AUGUSTA, Maine (AP) - A Republican state senator said Tuesday she will resign after a special legislative panel found that some ballots cast for her had been double counted and that the Democrat had really won the tight Cumberland County race.

Democrat Cathy Breen will now take the District 25 seat - pending final approval by the state Senate - ending a weeks-long dispute in the Statehouse that caused tension among lawmakers as they opened a new legislative session.

Cathy Manchester, who had been provisionally seated by the Republican-led Senate last week, said she intends to submit her letter of resignation and thanked the committee for getting to the bottom of the matter.

“I am disappointed with the outcome but I have full confidence that senator elect-Breen will serve our district well,” said Manchester, a former police chief from Gray.

Unofficial results on Election Night had shown that Breen won, but a recount a few days later flipped the race for Manchester.

However, 21 ballots found that were cast for Manchester in Long Island didn’t match the number of people that the town clerk had said voted on Election Day, spurring questions among Democrats about possible ballot tampering.

After the ballots were examined again Tuesday, Deputy Secretary of State Julie Flynn said it appeared that those 21 ballots were accidentally counted twice for Manchester during the recount. When the committee ordered the ballots to be counted again, it found that Breen had actually won the small island community by 30 votes - matching the results on Election Night.

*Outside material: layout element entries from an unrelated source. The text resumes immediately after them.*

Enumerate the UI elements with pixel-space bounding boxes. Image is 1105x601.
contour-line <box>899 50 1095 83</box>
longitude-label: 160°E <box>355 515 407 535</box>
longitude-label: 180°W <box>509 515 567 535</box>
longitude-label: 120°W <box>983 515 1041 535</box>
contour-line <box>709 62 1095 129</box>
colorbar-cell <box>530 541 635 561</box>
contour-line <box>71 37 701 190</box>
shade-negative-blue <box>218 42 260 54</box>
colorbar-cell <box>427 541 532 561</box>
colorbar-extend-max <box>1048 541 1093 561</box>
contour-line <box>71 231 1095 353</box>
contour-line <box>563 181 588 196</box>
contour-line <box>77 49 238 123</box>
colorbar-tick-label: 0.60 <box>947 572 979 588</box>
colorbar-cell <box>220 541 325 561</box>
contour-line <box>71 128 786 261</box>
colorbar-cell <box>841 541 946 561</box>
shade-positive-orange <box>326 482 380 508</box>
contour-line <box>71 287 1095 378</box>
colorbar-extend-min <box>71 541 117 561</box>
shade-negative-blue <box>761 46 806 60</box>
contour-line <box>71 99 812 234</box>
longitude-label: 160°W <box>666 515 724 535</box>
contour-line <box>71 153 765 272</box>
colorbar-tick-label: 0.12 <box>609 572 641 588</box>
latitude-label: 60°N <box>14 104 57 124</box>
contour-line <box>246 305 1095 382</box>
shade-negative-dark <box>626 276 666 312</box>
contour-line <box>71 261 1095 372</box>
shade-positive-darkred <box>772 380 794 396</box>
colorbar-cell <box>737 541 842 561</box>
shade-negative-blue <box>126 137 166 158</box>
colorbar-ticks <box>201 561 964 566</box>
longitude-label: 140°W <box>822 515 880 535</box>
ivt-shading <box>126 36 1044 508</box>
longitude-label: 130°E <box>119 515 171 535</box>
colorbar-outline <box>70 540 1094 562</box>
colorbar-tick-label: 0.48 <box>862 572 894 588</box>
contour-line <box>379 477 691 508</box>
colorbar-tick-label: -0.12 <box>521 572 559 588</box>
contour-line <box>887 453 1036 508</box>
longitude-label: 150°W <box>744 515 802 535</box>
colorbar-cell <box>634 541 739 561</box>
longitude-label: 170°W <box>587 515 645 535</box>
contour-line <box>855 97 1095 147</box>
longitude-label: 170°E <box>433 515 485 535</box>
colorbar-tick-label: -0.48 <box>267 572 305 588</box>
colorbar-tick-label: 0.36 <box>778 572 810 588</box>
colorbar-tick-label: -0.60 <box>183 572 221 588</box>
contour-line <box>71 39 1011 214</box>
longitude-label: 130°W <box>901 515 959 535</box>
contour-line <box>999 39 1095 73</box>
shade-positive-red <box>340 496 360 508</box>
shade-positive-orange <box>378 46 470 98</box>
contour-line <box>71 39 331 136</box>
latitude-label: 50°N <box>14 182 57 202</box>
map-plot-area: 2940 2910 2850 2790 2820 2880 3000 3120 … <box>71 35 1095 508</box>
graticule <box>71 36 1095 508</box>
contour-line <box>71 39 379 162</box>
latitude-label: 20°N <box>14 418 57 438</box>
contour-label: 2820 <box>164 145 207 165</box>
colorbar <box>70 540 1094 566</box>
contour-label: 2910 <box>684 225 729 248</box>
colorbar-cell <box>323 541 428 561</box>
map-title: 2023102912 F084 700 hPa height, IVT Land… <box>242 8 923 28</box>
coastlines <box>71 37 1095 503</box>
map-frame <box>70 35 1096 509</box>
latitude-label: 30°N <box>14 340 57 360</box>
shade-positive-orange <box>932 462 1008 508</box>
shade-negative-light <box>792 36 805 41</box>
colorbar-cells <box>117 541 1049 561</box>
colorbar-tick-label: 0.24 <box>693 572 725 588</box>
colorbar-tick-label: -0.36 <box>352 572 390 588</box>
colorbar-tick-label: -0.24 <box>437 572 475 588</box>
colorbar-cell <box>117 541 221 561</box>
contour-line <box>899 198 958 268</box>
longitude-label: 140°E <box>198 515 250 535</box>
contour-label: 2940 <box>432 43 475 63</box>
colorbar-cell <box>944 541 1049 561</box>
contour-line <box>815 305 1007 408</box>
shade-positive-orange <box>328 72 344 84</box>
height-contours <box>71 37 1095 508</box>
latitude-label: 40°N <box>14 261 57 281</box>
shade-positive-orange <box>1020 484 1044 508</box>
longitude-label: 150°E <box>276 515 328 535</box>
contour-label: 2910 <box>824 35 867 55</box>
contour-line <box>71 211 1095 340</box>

Breen said she was thankful for voters’ patience during this “confusing” time.

“It’s been a bumpy ride, but I really appreciate everybody who has kept informed and kept in touch, and I’m happy to say it has come to a conclusion that I was hoping it would,” said Breen, a former Falmouth town councilor.

The mystery over the Senate seat has dominated the beginning of the 127th Legislature, which was sworn in last week but doesn’t begin its real work until January. Despite Breen’s win, Republicans will still control the Senate, holding 20 seats compared to Democrats’ 15.

Members on the committee suggested that legislative changes may be needed to improve the election and recount process to prevent such a mistake from happening again.

But lawmakers, election officials and the candidates all expressed relief that it appeared to be human error, and not something more sinister.

“I don’t like that it was our error, but I do like that it was an error and not fraud,” Flynn said.